Chemicals are not yet approved uses, even thought they reduce
carbon, and sometimes offer much longer carbon sequestration in a
durable good, such as a chair.
To give an example, you can qualify for a RIN by making
isobutanol and blending it into the fuel supply to be combusted in
ICU engines. But, if you sell isobutanol as a blendstock for a
renewable chemical, in which case the carbon might be sequestered
for a hundred years, you don’t get the credit.
On the one hand that makes perfect sense — after all, a durable
good is not a renewable fuel and fitting it into the Renewable
Fuel Standard is a sketchy proposition. Yet it provides the same
(or more) carbon benefit based on the same feedstock, possibly
made at the same refinery, such as Butamax or Gevo. And, the
producer gets a higher price, generally, for the chemical, which
provides more margin and more incentive to build more refineries
and reduce carbon faster.
So, these are some of the dilemmas that regulators are working
through.
Ways to improve
One way to improve is to shift the way we approve pathways. Right
now, we place to burden in EPA to approve a pathway before it can
be used. If they get backlogged, innovation stalls and innovative
producers can go to the wall. Another way to go forward is to allow producers to use a novel
pathway, so long as it meets a basic “first glance” standard based
on the producer’s data submissions, subject to EPA review. The EPA
review, then, would only be able to shut down a pathway if the
data proved to be falsified. Producers could get into the market
as fast as they galvanize their own resources to build a data set.
Another way to improve is through the use of “pathway” treaties.
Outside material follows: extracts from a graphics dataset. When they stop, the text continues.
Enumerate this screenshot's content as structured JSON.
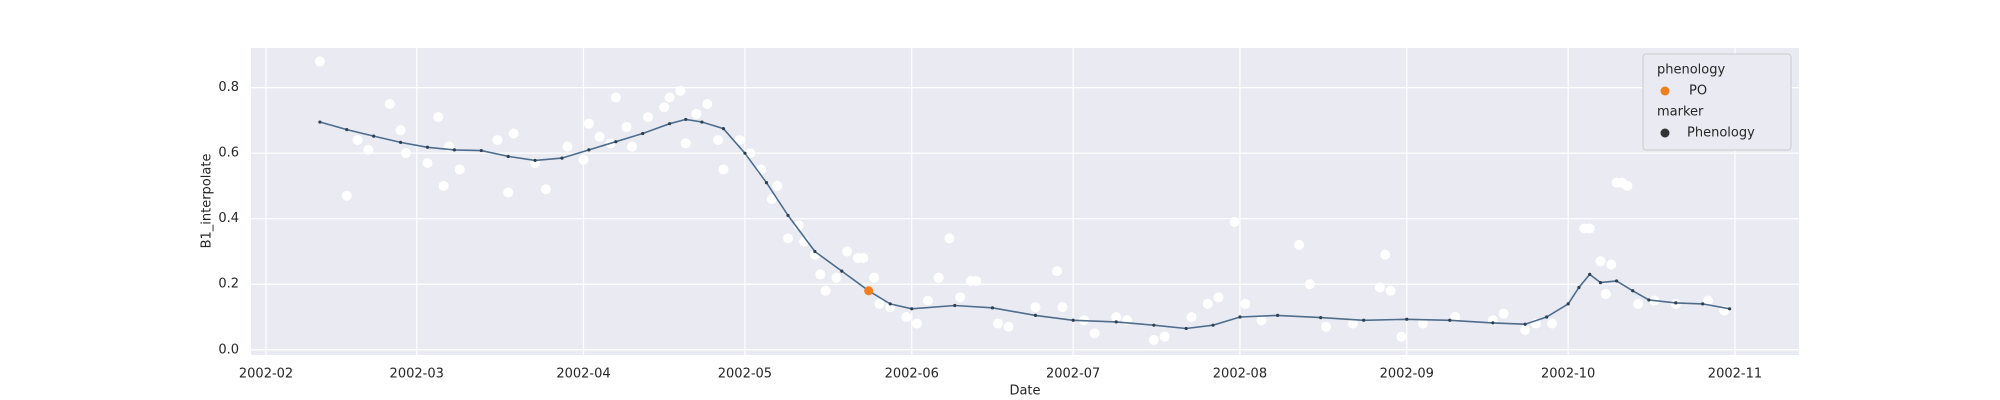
{
  "chart_data": {
    "type": "scatter",
    "xlabel": "Date",
    "ylabel": "B1_interpolate",
    "xlim": [
      29.2,
      316.9
    ],
    "xticks": [
      {
        "value": 32,
        "label": "2002-02"
      },
      {
        "value": 60,
        "label": "2002-03"
      },
      {
        "value": 91,
        "label": "2002-04"
      },
      {
        "value": 121,
        "label": "2002-05"
      },
      {
        "value": 152,
        "label": "2002-06"
      },
      {
        "value": 182,
        "label": "2002-07"
      },
      {
        "value": 213,
        "label": "2002-08"
      },
      {
        "value": 244,
        "label": "2002-09"
      },
      {
        "value": 274,
        "label": "2002-10"
      },
      {
        "value": 305,
        "label": "2002-11"
      }
    ],
    "ylim": [
      -0.016,
      0.921
    ],
    "yticks": [
      {
        "value": 0,
        "label": "0.0"
      },
      0.2,
      0.4,
      0.6,
      0.8
    ],
    "grid": true,
    "series": [
      {
        "type": "scatter",
        "color": "#ffffff",
        "x": [
          42,
          47,
          49,
          51,
          55,
          57,
          58,
          62,
          64,
          65,
          66,
          68,
          75,
          77,
          78,
          82,
          84,
          88,
          91,
          92,
          94,
          96,
          97,
          99,
          100,
          103,
          106,
          107,
          109,
          110,
          112,
          114,
          116,
          117,
          120,
          122,
          124,
          126,
          127,
          129,
          131,
          132,
          134,
          135,
          136,
          138,
          140,
          142,
          143,
          145,
          146,
          148,
          151,
          153,
          155,
          157,
          159,
          161,
          163,
          164,
          168,
          170,
          175,
          179,
          180,
          184,
          186,
          190,
          192,
          197,
          199,
          204,
          207,
          209,
          212,
          214,
          217,
          224,
          226,
          229,
          234,
          239,
          240,
          241,
          243,
          247,
          253,
          260,
          262,
          266,
          268,
          271,
          277,
          278,
          280,
          281,
          282,
          283,
          284,
          285,
          287,
          290,
          294,
          300,
          303
        ],
        "values": [
          0.88,
          0.47,
          0.64,
          0.61,
          0.75,
          0.67,
          0.6,
          0.57,
          0.71,
          0.5,
          0.62,
          0.55,
          0.64,
          0.48,
          0.66,
          0.57,
          0.49,
          0.62,
          0.58,
          0.69,
          0.65,
          0.63,
          0.77,
          0.68,
          0.62,
          0.71,
          0.74,
          0.77,
          0.79,
          0.63,
          0.72,
          0.75,
          0.64,
          0.55,
          0.64,
          0.6,
          0.55,
          0.46,
          0.5,
          0.34,
          0.38,
          0.33,
          0.29,
          0.23,
          0.18,
          0.22,
          0.3,
          0.28,
          0.28,
          0.22,
          0.14,
          0.13,
          0.1,
          0.08,
          0.15,
          0.22,
          0.34,
          0.16,
          0.21,
          0.21,
          0.08,
          0.07,
          0.13,
          0.24,
          0.13,
          0.09,
          0.05,
          0.1,
          0.09,
          0.03,
          0.04,
          0.1,
          0.14,
          0.16,
          0.39,
          0.14,
          0.09,
          0.32,
          0.2,
          0.07,
          0.08,
          0.19,
          0.29,
          0.18,
          0.04,
          0.08,
          0.1,
          0.09,
          0.11,
          0.06,
          0.08,
          0.08,
          0.37,
          0.37,
          0.27,
          0.17,
          0.26,
          0.51,
          0.51,
          0.5,
          0.14,
          0.15,
          0.14,
          0.15,
          0.12
        ]
      },
      {
        "type": "line",
        "color": "#4e6d8c",
        "x": [
          42,
          47,
          52,
          57,
          62,
          67,
          72,
          77,
          82,
          87,
          92,
          97,
          102,
          107,
          110,
          113,
          117,
          121,
          125,
          129,
          134,
          139,
          144,
          148,
          152,
          160,
          167,
          175,
          182,
          190,
          197,
          203,
          208,
          213,
          220,
          228,
          236,
          244,
          252,
          260,
          266,
          270,
          274,
          276,
          278,
          280,
          283,
          286,
          289,
          294,
          299,
          304
        ],
        "values": [
          0.695,
          0.672,
          0.652,
          0.633,
          0.618,
          0.61,
          0.608,
          0.59,
          0.578,
          0.585,
          0.61,
          0.635,
          0.66,
          0.69,
          0.703,
          0.695,
          0.675,
          0.6,
          0.51,
          0.41,
          0.3,
          0.24,
          0.18,
          0.14,
          0.125,
          0.135,
          0.128,
          0.105,
          0.09,
          0.085,
          0.075,
          0.065,
          0.075,
          0.1,
          0.105,
          0.098,
          0.09,
          0.093,
          0.09,
          0.082,
          0.078,
          0.1,
          0.14,
          0.19,
          0.23,
          0.205,
          0.21,
          0.18,
          0.152,
          0.143,
          0.14,
          0.125
        ]
      },
      {
        "type": "scatter",
        "color": "#f07f1d",
        "x": [
          144
        ],
        "values": [
          0.18
        ]
      }
    ],
    "legend": {
      "location": "upper right",
      "groups": [
        {
          "title": "phenology",
          "items": [
            {
              "label": "PO",
              "color": "#f07f1d"
            }
          ]
        },
        {
          "title": "marker",
          "items": [
            {
              "label": "Phenology",
              "color": "#333333"
            }
          ]
        }
      ]
    }
  }
}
For example, the US could, by treaty, recognize a
California-approved pathway as a US-approved pathway. Or,
vice-versa. Saves filing in two regimes for a novel pathway, and
prevents cases as with AltAir where the producer is incentivized
towards a given pathway not because of reducing more carbon or
getting a better margin, but because of differences in the
regulatory regimes.
Another way to improve is to allow the use of fuels as renewable
chemicals, and allow refineries to produce chemicals and qualify
them under LCFS and RFS. At the end of the day, both use cases
reduce carbon footprints and reduce imports equally. It seems
counter-productive and overly complicated that, for example, Gevo
could sell isobutanol to an obligated party, and the refiner can
sell the RIN if it is used as a fuel blendstock but must retire
the RIN if it is used as a chemical feedstock.
One final improvement. The EPA decided that RINs would be
calculated on energy content and no other factor. Yet, molecules
have downstream pathways just as they do upstream pathways. It
would be generally acknowledged that higher-ethanol blends
incentivize more use of renewable fuels and do more towards
achieving aggressive Congressional targets, yet E15 blends (based
on a $0.70 RIN) provide no more than a 3.5 cent incentive to the
blender compared to E10 blends. That’s not the kind of incentive
that breaks through the E10 saturation problem. If higher blends
received higher RIN values based on their value in incentivizing a
distribution system that could achieve Congressional targets, they
would be serving the Congressional purpose.